The sleeping arrangements were kind of difficult with only 3 rooms and 3 beds with pull-out beds within the rooms or living. The pull-out beds weren’t very comfortable, so the older kids just ended up sleeping on the couches. There were two bathrooms with shower stalls that were functional but by no means inviting. We had a private sauna off of the stairs shower that a few in the group used and complained of an odd smell when you threw water on the stones. And everything was complicated by the fact that the Stirman kids were sick, couldn’t participate in the activities for the most part and were far removed from a clinic. That part was a bummer.

The resort provided firewood, and the thought of a warm fire after a day in the cold was so enticing. We built a fire once because the entire house filled with smoke despite the flue being open.
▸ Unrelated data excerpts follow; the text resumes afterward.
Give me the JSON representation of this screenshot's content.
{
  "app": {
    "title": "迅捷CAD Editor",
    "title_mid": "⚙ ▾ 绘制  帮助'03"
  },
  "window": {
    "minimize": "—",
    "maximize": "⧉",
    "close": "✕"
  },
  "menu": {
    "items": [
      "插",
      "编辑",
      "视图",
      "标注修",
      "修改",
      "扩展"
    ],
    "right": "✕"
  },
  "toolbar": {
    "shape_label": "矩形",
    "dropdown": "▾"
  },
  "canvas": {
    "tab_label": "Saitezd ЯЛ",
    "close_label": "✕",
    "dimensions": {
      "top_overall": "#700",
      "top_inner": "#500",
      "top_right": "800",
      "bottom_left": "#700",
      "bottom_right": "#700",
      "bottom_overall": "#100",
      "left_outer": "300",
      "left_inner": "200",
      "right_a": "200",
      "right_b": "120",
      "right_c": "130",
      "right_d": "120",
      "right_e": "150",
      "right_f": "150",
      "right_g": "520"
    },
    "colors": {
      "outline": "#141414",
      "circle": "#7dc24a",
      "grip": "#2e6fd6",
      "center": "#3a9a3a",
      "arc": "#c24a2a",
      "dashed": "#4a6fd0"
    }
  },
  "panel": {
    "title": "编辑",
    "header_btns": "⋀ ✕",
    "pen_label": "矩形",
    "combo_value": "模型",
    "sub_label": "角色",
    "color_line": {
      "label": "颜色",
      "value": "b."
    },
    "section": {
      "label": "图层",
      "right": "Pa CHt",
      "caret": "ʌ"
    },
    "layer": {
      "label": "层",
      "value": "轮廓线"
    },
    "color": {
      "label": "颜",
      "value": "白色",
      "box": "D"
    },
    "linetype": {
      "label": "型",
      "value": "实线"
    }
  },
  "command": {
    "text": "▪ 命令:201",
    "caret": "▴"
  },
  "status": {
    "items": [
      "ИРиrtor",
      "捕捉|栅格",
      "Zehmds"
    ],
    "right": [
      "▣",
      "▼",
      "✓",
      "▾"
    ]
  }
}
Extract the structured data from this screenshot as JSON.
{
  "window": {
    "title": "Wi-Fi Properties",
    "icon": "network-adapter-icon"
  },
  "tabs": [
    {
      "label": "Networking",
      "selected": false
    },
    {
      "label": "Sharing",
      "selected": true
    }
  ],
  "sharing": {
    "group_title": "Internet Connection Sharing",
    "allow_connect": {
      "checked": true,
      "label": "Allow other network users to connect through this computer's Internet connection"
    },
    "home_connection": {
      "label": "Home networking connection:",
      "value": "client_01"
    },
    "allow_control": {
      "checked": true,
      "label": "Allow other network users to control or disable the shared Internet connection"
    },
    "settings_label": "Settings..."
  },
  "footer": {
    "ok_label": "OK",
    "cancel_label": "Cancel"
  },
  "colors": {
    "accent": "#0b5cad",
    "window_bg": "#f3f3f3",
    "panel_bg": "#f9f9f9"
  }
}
We did put on the Netflix fireplace for ambiance, but no extra warmth was afforded.

All (relatively minor) grievances aside, I think if the food had been better, our opinions of the experience would have been very different. As people who appreciate the value of a thoughtfully prepared meal with quality ingredients, food offerings make a difference, and the promises detailed in the website descriptions were not upheld in the actual meals.
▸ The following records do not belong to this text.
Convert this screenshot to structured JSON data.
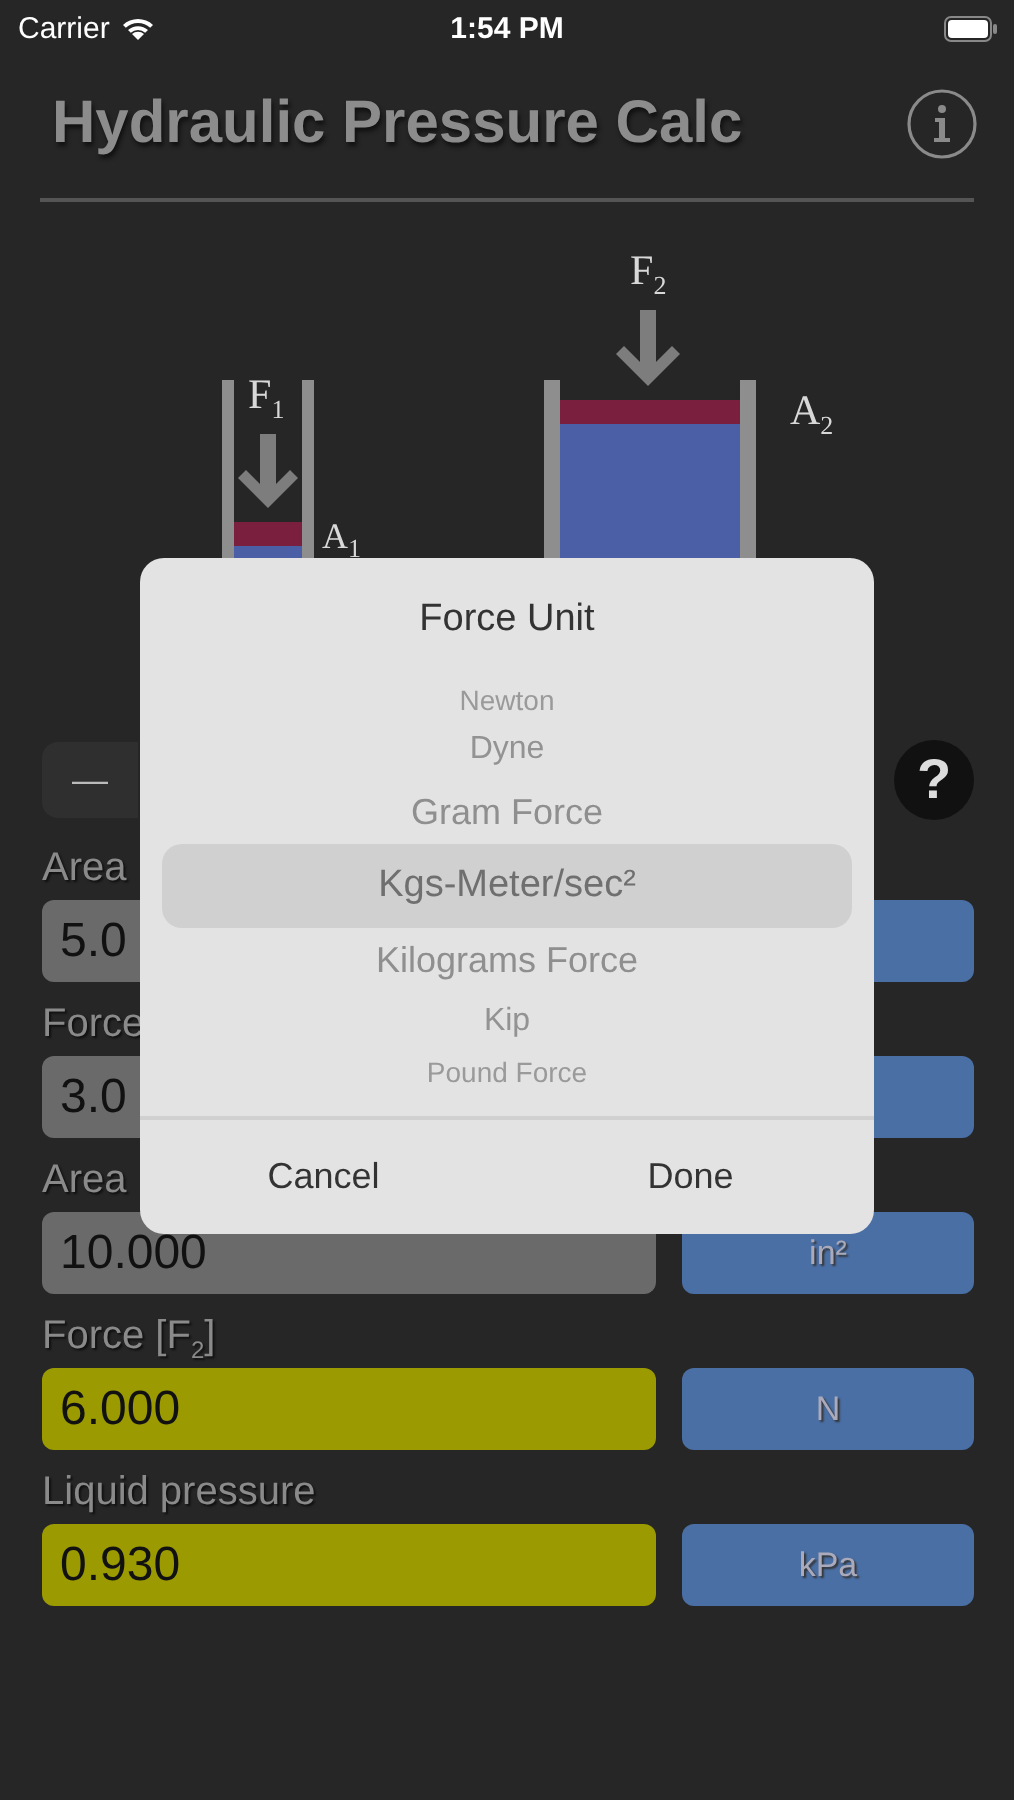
{
  "status_bar": {
    "carrier": "Carrier",
    "time": "1:54 PM"
  },
  "header": {
    "title": "Hydraulic Pressure Calc"
  },
  "diagram": {
    "labels": [
      {
        "kind": "f1",
        "text": "F$_{1}$"
      },
      {
        "kind": "a1",
        "text": "A$_{1}$"
      },
      {
        "kind": "f2",
        "text": "F$_{2}$"
      },
      {
        "kind": "a2",
        "text": "A$_{2}$"
      }
    ]
  },
  "toolbar": {
    "minus": "—",
    "help": "?"
  },
  "rows": [
    {
      "label": "Area",
      "value": "5.0",
      "kind": "input"
    },
    {
      "label": "Force",
      "value": "3.0",
      "kind": "input"
    },
    {
      "label": "Area",
      "value": "10.000",
      "kind": "input",
      "unit": "in²"
    },
    {
      "label": "Force [F$_{2}$]",
      "value": "6.000",
      "kind": "result",
      "unit": "N"
    },
    {
      "label": "Liquid pressure",
      "value": "0.930",
      "kind": "result",
      "unit": "kPa"
    }
  ],
  "dialog": {
    "title": "Force Unit",
    "options": [
      {
        "label": "Newton",
        "selected": false
      },
      {
        "label": "Dyne",
        "selected": false
      },
      {
        "label": "Gram Force",
        "selected": false
      },
      {
        "label": "Kgs-Meter/sec²",
        "selected": true
      },
      {
        "label": "Kilograms Force",
        "selected": false
      },
      {
        "label": "Kip",
        "selected": false
      },
      {
        "label": "Pound Force",
        "selected": false
      }
    ],
    "buttons": [
      "Cancel",
      "Done"
    ]
  }
}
I enjoyed everything we did in Helsinki and Lapland. I think we all would agree, the private lakeside sauna was a transformative experience that made us all euphoric and two-hour booking flew by faster than we wanted.

Dogsledding was tied for first with lakeside sauna followed by Loyly Sauna in Helsinki, reindeer and then snowmobiling and night train (mostly because we didn’t get to see the Northern Lights), but the activity was still fun.


We booked this trip through Expedia. I rarely book through a 3rd party for any big trip, but the price difference was significantly lower, so we took the leap. The downfall of 3rd party booking, the airlines frequently claim they can’t make any adjustment on your behalf if things get sticky because you didn’t book directly through them. We originally thought we were going to carry-on, so when we booked the flight from Helsinki to Rovaniemi we didn’t pay for checked luggage in advance. We we tried to add checked bags, the airline wouldn’t let us because we’d booked through a 3rd party and Expedia told us we had to work directly with the airline. So, it was impossible situation and had to be added at the airport the day of travel for a higher rate. It really wasn’t that big of a deal but would have been easier taken care of ahead of time. We also ran into issues at the start of our trip because of the cancelled flight from Austin to London. Expedia didn’t register that the flight had been cancelled because it wasn’t in the booking system yet. British Airways notified all of their direct book clients first – a full 24hrs prior to notifying the rest of the bookings. It all ended up working out, but it made for long hold times and a lot of back and forth before we could get rebooked.

Side note – all of the staff on Finnair was fantastic and very accommodating

Bottom line, I think it’s best if you can book directly with the carrier you are flying with if it fits in your budget. It just affords you more flexibility in the event that there are changes needed on the fly.


Originally, I had us booked on the direct flight from Austin to London. We’ve flown that route several times, and it’s always so nice to have the long haul direct flight out of the way first. With that flight cancelled, we were redirected through Dallas first and then direct to Helsinki. This was a great option and would have been perfect if we had a more reasonable layover. I’ll likely look at routing through Dallas in the future.


I used everything I took and was pleased with my selections. Our suitcases & backpacks held up, and I’m glad we were able to pack as lightly as we did especially considering we had winter gear. There wasn’t really anything that I wished I had had other than a neck gator. I ended up using my scarf and that was fine. I will go into further details on the Winter Gear page.